De Rigo Vision pensa alla prevenzione

È partito il nuovo progetto dedicato alla prevenzione del cancro al seno voluto da De Rigo Vision per le donne che lavorano in azienda.

L’iniziativa si inserisce in un programma di miglioramento della vita personale delle dipendenti che avranno infatti la possibilità di accedere ad un’attività di prevenzione all’interno degli spazi aziendali e durante gli orari di lavoro, senza sacrificare così la propria vita personale già ricca di impegni.

Attuato in collaborazione con l’associazione onlus “Amiche per la pelle”, l’iniziativa prevede la presenza del Pink Camper dedicato allo screening di prevenzione presso lo stabilimento De Rigo Vision.  L’iniziativa coinvolgerà, in via sperimentale, le dipendenti tra i 40 e i 50 anni.

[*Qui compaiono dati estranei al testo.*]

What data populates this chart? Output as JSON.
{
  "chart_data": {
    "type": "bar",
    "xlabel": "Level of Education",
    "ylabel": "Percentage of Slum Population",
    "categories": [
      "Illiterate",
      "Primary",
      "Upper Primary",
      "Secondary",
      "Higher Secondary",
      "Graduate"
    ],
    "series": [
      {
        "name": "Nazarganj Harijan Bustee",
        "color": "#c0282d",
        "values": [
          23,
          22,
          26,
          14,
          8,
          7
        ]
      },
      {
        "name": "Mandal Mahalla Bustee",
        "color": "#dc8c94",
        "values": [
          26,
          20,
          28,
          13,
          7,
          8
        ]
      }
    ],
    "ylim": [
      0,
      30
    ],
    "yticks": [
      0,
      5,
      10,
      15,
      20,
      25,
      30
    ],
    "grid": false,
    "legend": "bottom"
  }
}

Una fascia d’età che non rientra ancora nei programmi di prevenzione gratuiti del sistema sanitario nazionale ma nella quale, come confermano i dati dell’associazione, l’incidenza di questo tipo di tumore è particolarmente elevata.  Una fase delicata della vita in cui le donne, divise tra impegni di lavoro e carichi familiari ancora molto elevati tendono ad occuparsi più degli altri che di sé stesse.

Messa a punto in accordo con le associazioni sindacali e RSU, l’iniziativa è stata finanziata dalla Regione Veneto – con l’obiettivo di supportare le aziende nello sviluppo di progetti di welfare e work life balance – e  rientra nel concetto di “smart working”, un’area su cui la società sta lavorando attivamente in aggiunta ad altre 3 aree di intervento come la digitalizzazione, corsi di alfabetizzazione digitale e servizio di consulenza per l’accompagnamento alla pensione, tutti all’interno dell’azienda e nell’orario di lavoro.

“La nostra è una azienda a prevalenza femminile: le quote rosa rappresentano oltre il 65% degli organici con concentrazioni che vanno oltre l’80% in alcuni reparti” – dichiara Barbara De Rigo, Direttore Marketing House Brands e Comunicazione Aziendale De Rigo Vision. “Noi come famiglia e azienda, e io personalmente come donna vorremmo contribuire a offrire alle nostre dipendenti la possibilità di effettuare lo screening gratuito nei locali aziendali e durante l’orario di lavoro così da non dover rimandare una visita così importante per la prevenzione e la cura di questo tumore”.